"All humans are members of the same body Created from one essence"

"Human beings are members of a whole in creation of one essence and soul. If one member is afflicted with pain, other members uneasy will remain."

Thursday, 19 August 2010

Dunya Mikhail: Words Without Borders


War is a recurring theme for poet Dunya Mikhail, an Iraqi exile who fled her country after being placed on Saddam Hussein's enemies list.

She wrote her first poems as a teenager in Baghdad, just as the slaughter of the Iran-Iraq War began. Subsequent wars offered more to write about.

For Mikhail, writing about war is not necessarily a way to heal wounds.


Born in Irak in 1965, Dunya Mikhail lived in Irak until the authorities considered her poetry to be not as innocent as it looked.

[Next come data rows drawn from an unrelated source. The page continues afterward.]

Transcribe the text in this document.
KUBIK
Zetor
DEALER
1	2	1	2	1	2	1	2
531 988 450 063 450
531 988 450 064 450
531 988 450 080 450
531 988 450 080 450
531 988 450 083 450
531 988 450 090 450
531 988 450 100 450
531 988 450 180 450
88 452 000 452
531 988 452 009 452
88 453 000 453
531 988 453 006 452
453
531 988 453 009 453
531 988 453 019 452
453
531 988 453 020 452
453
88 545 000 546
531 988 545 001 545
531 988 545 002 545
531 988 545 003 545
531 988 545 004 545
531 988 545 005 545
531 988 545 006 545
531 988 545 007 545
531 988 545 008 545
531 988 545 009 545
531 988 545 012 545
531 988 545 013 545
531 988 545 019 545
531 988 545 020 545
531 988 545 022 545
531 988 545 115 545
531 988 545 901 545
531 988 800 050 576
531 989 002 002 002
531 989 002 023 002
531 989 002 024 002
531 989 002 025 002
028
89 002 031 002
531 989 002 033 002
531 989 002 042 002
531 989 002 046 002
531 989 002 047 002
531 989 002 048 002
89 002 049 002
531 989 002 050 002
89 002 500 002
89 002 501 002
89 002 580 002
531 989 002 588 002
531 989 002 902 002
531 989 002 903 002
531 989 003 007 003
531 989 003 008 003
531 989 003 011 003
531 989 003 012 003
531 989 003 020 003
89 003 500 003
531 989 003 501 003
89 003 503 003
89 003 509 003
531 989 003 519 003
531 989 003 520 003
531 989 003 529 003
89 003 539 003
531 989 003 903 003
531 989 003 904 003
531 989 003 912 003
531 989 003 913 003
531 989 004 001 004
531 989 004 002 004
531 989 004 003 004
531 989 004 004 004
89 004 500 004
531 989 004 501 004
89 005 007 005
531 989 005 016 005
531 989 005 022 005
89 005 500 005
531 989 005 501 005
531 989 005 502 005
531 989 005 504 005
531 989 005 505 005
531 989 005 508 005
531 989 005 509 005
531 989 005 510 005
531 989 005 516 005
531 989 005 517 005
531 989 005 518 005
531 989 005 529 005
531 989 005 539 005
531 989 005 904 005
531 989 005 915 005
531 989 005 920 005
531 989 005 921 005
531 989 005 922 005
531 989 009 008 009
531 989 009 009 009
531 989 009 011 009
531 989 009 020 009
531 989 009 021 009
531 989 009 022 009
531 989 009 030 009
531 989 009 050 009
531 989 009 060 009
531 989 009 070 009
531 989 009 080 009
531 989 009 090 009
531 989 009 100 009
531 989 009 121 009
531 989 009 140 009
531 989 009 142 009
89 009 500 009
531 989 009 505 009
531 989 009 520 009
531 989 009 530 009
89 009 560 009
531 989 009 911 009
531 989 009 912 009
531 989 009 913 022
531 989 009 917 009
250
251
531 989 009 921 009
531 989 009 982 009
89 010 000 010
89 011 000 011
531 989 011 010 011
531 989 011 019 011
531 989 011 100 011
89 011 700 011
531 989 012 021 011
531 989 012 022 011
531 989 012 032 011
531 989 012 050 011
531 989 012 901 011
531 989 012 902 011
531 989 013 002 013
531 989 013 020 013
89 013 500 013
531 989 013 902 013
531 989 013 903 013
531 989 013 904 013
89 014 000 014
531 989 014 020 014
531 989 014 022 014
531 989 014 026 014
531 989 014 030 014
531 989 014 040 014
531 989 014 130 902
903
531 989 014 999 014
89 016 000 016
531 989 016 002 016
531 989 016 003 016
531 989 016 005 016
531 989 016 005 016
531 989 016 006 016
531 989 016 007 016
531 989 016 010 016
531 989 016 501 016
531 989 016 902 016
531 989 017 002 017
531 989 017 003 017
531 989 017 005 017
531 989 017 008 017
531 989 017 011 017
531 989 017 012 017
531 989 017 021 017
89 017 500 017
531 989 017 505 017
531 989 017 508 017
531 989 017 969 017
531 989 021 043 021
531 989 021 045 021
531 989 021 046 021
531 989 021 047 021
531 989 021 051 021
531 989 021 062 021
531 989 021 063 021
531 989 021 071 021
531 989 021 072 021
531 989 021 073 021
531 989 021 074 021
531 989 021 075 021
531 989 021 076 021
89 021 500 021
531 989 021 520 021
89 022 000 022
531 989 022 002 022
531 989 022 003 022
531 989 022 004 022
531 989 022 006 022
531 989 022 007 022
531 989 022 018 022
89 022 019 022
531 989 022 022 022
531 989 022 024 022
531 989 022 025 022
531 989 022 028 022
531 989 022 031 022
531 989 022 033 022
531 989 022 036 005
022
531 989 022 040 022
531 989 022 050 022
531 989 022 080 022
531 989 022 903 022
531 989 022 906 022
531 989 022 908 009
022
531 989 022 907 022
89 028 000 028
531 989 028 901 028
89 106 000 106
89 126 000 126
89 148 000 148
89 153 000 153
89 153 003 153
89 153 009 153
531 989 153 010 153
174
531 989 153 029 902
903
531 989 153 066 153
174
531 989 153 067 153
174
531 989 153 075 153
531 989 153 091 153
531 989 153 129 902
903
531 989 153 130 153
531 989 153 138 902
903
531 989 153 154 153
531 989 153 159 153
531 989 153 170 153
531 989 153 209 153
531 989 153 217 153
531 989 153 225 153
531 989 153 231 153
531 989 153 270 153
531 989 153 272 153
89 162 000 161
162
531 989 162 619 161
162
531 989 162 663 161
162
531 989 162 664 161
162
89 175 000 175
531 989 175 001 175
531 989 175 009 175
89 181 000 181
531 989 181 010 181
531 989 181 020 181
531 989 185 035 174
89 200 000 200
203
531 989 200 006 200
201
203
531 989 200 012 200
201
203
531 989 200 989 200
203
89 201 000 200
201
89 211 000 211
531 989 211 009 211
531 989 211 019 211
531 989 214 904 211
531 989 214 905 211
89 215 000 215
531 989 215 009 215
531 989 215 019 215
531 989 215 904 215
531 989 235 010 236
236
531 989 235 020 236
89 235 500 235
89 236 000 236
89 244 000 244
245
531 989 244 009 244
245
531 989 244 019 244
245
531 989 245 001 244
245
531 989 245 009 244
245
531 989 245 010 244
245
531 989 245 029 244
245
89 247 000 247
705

Dunya Mikhail’s poems differ from most war poems by the simple fact that she writes about war as a woman, mother, wife and friend, whereas most war poets are men. In the poem ‘Bags of bones’, she writes:

To give back to your mother
on the occasion of death
a handful of bones
she had given to you
on the occasion of birth?


In 2001, she was awarded the UN Human Rights Award for Freedom of Writing.

Her poems have been included in all sorts of anthologies, including World Beat − International Poetry Now. She has a Masters degree in Near Eastern Studies from Wayne State University in Michigan and a Bachelors degree in English Literature from the University of Baghdad.

She is currently working as an Arabic resource coordinator for Dearborn Public Schools, the town of the Ford factories, which has a large Arab (Iraqi) population.